Friday, May 26, 2006

I'm the third container on the left.


I know. You're wondering if I actually pulled the trigger and moved into a shipping container. Look at it! It's incredible. How can one resist the bright blue paint or the heavy swinging doors? Well, you can't. Take a look at these cans.



Now, can you resell them? Sure, but as I'm learning by trying to sell my current home, the more details you have that are a little out of the main stream, the harder it is to sell. Of course, unless you're willing to give it away. Will your neighbors hate you? I sure hope so! I mean, why wouldn't any reasonable family be jealous of the rockin' forward thinkers who live in a house made from steel shipping containers? C'mon! Now, go to these two links 1 & 2 to see a bunch of great designs and uses of these menacing shipping containers.

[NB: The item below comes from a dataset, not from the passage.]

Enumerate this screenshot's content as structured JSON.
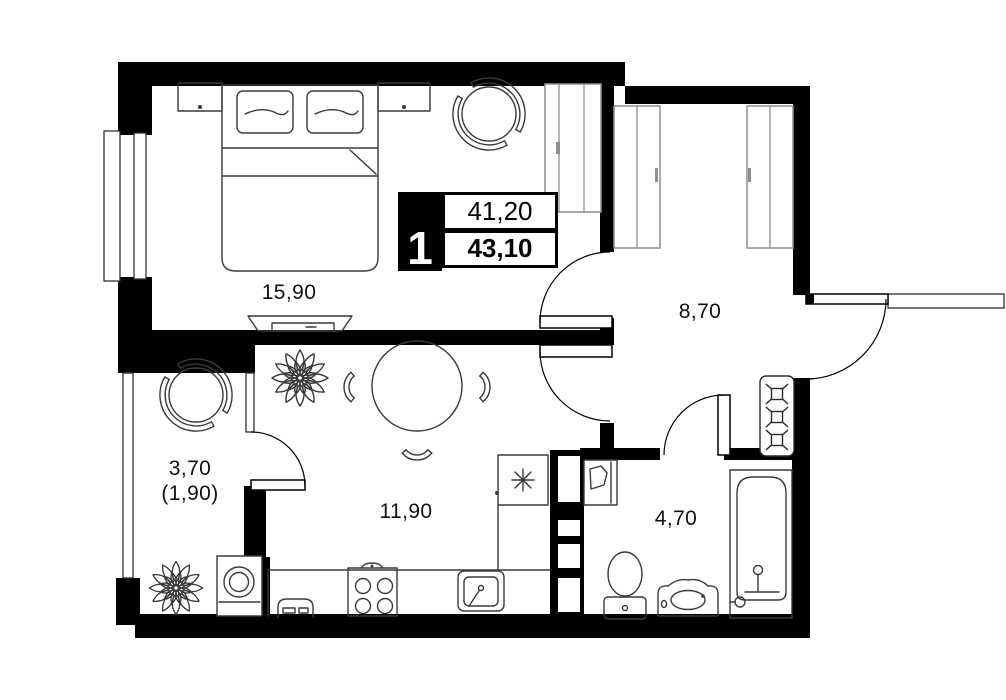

Anyway, you'd want to build one of these beauties out on some land on the edge of a lake. That way you could fish off the second story deck just outside your bedroom. And with a little more flat land so when you got bored of fishing in your underwear, you can cut the grass of your regulation sized soccer field. Just so you know, that will require an extra 4 acres so you can rotate the direction of play when you notice the first sign of wear in the goal mouths. Build one like this.

Wednesday, May 24, 2006


Apeonaut, the future's foremost moonbound beatmonkey.

There's this cat named Dr. Gecko (Docteur Gecko) who's taken culture jamming to new heights. He's a conceptual grafitti artist who's figured out how to crack into bus shelters and transit posters around the world. Because what he does is on the back side of backlit posters, you can only see it at night or when it's dark. I particularly like this because it highjacks and remessages advertising.